Fontaine Saint Jean

            La Fontaine Saint-Jean de Chassenon

 

 

La dévotion à Saint-Jean faisait encore l'objet d'une procession religieuse après la guerre de 1939-45, puis le rituel a disparu. Avant la guerre, et depuis une date immémoriale, c'était principalement un parcours personnel afin de s’assurer de la bonne santé future de ses  moutons.

 

            Dans la description qui suit, extraite de son ouvrage « Dévotions et saints guérisseurs » publié en 1956, Marc Leproux présente les principales étapes de ce parcours. On remarquera que plusieurs monuments visités pendant la dévotion ont été modifiés depuis cinquante ans. La fontaine Saint-Jean est réduite à un simple regard, caché dans les ronces dont le trop-plein s'écoule dans le fossé le long de la route.  Quant aux cupules de la borne de granit située devant l'église, elles ont été recouvertes par une base en ciment et la croix de Saint-Jean a été déplacée le long d'un mur.

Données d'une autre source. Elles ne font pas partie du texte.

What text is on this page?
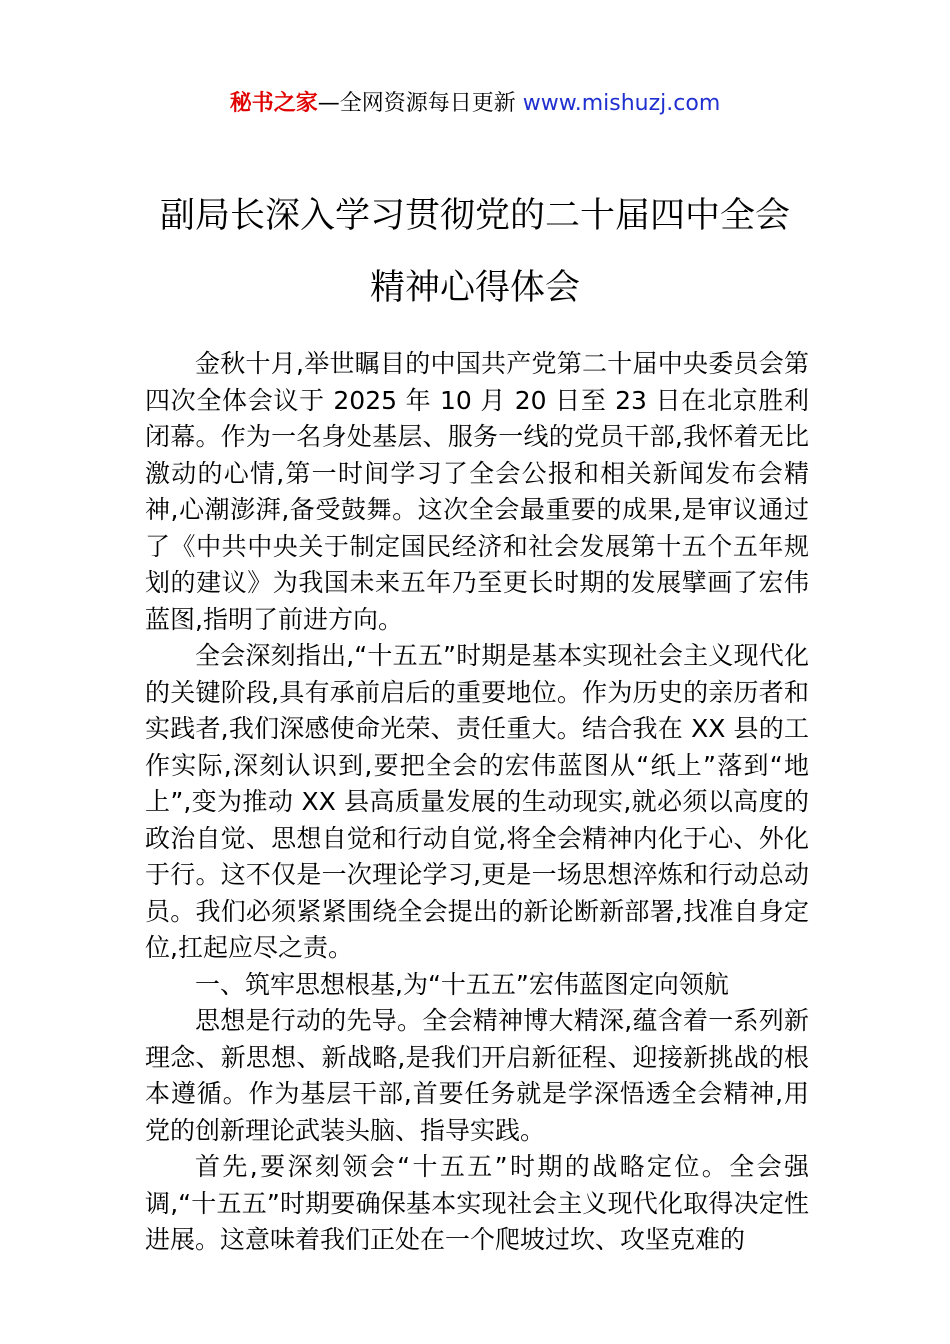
秘书之家—全网资源每日更新 www.mishuzj.com
副局长深入学习贯彻党的二十届四中全会
精神心得体会

金秋十月,举世瞩目的中国共产党第二十届中央委员会第四次全体会议于 2025 年 10 月 20 日至 23 日在北京胜利闭幕。作为一名身处基层、服务一线的党员干部,我怀着无比激动的心情,第一时间学习了全会公报和相关新闻发布会精神,心潮澎湃,备受鼓舞。这次全会最重要的成果,是审议通过了《中共中央关于制定国民经济和社会发展第十五个五年规划的建议》为我国未来五年乃至更长时期的发展擘画了宏伟蓝图,指明了前进方向。

全会深刻指出,“十五五”时期是基本实现社会主义现代化的关键阶段,具有承前启后的重要地位。作为历史的亲历者和实践者,我们深感使命光荣、责任重大。结合我在 XX 县的工作实际,深刻认识到,要把全会的宏伟蓝图从“纸上”落到“地上”,变为推动 XX 县高质量发展的生动现实,就必须以高度的政治自觉、思想自觉和行动自觉,将全会精神内化于心、外化于行。这不仅是一次理论学习,更是一场思想淬炼和行动总动员。我们必须紧紧围绕全会提出的新论断新部署,找准自身定位,扛起应尽之责。

一、筑牢思想根基,为“十五五”宏伟蓝图定向领航

思想是行动的先导。全会精神博大精深,蕴含着一系列新理念、新思想、新战略,是我们开启新征程、迎接新挑战的根本遵循。作为基层干部,首要任务就是学深悟透全会精神,用党的创新理论武装头脑、指导实践。

首先,要深刻领会“十五五”时期的战略定位。全会强调,“十五五”时期要确保基本实现社会主义现代化取得决定性进展。这意味着我们正处在一个爬坡过坎、攻坚克难的
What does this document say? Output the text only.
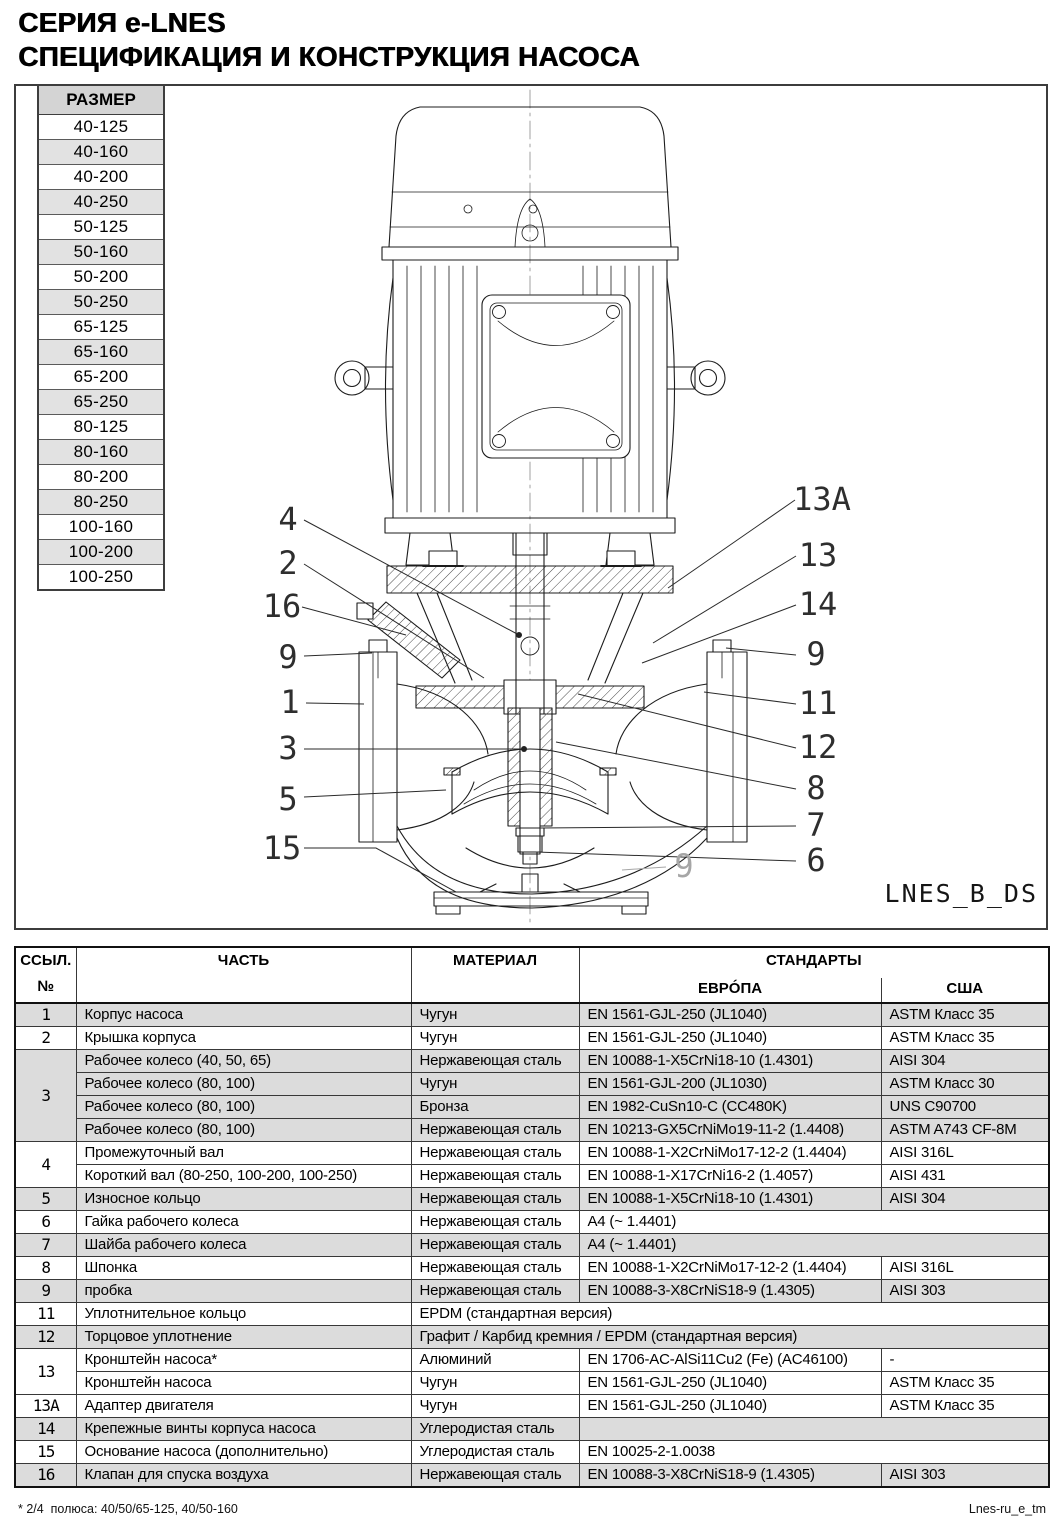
СЕРИЯ e-LNES
СПЕЦИФИКАЦИЯ И КОНСТРУКЦИЯ НАСОСА
4
2
16
9
1
3
5
15
13A
13
14
9
11
12
8
7
6
9
LNES_B_DS
РАЗМЕР
40-125
40-160
40-200
40-250
50-125
50-160
50-200
50-250
65-125
65-160
65-200
65-250
80-125
80-160
80-200
80-250
100-160
100-200
100-250
ССЫЛ.
№	ЧАСТЬ	МАТЕРИАЛ	СТАНДАРТЫ	
			ЕВРÓПА	США
1	Корпус насоса	Чугун	EN 1561-GJL-250 (JL1040)	ASTM Класс 35
2	Крышка корпуса	Чугун	EN 1561-GJL-250 (JL1040)	ASTM Класс 35
3	Рабочее колесо (40, 50, 65)	Нержавеющая сталь	EN 10088-1-X5CrNi18-10 (1.4301)	AISI 304
	Рабочее колесо (80, 100)	Чугун	EN 1561-GJL-200 (JL1030)	ASTM Класс 30
	Рабочее колесо (80, 100)	Бронза	EN 1982-CuSn10-C (CC480K)	UNS C90700
	Рабочее колесо (80, 100)	Нержавеющая сталь	EN 10213-GX5CrNiMo19-11-2 (1.4408)	ASTM A743 CF-8M
4	Промежуточный вал	Нержавеющая сталь	EN 10088-1-X2CrNiMo17-12-2 (1.4404)	AISI 316L
	Короткий вал (80-250, 100-200, 100-250)	Нержавеющая сталь	EN 10088-1-X17CrNi16-2 (1.4057)	AISI 431
5	Износное кольцо	Нержавеющая сталь	EN 10088-1-X5CrNi18-10 (1.4301)	AISI 304
6	Гайка рабочего колеса	Нержавеющая сталь	A4 (~ 1.4401)	
7	Шайба рабочего колеса	Нержавеющая сталь	A4 (~ 1.4401)	
8	Шпонка	Нержавеющая сталь	EN 10088-1-X2CrNiMo17-12-2 (1.4404)	AISI 316L
9	пробка	Нержавеющая сталь	EN 10088-3-X8CrNiS18-9 (1.4305)	AISI 303
11	Уплотнительное кольцо	EPDM (стандартная версия)		
12	Торцовое уплотнение	Графит / Карбид кремния / EPDM (стандартная версия)		
13	Кронштейн насоса*	Алюминий	EN 1706-AC-AlSi11Cu2 (Fe) (AC46100)	-
	Кронштейн насоса	Чугун	EN 1561-GJL-250 (JL1040)	ASTM Класс 35
13A	Адаптер двигателя	Чугун	EN 1561-GJL-250 (JL1040)	ASTM Класс 35
14	Крепежные винты корпуса насоса	Углеродистая сталь		
15	Основание насоса (дополнительно)	Углеродистая сталь	EN 10025-2-1.0038	
16	Клапан для спуска воздуха	Нержавеющая сталь	EN 10088-3-X8CrNiS18-9 (1.4305)	AISI 303
* 2/4  полюса: 40/50/65-125, 40/50-160	Lnes-ru_e_tm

                                                                                                                               

La dévotion commence à la fontaine par une prière et l’on puise une provision d’eau destinée à l’aspersion des moutons.

Le « faiseur de dévotion » se dirige ensuite vers le centre du cimetière où il fait, en l’effleurant de la main droite, trois fois le tour de la croix qui surmonte une ancienne borne milliaire romaine, près des tombes des prêtres de la paroisse.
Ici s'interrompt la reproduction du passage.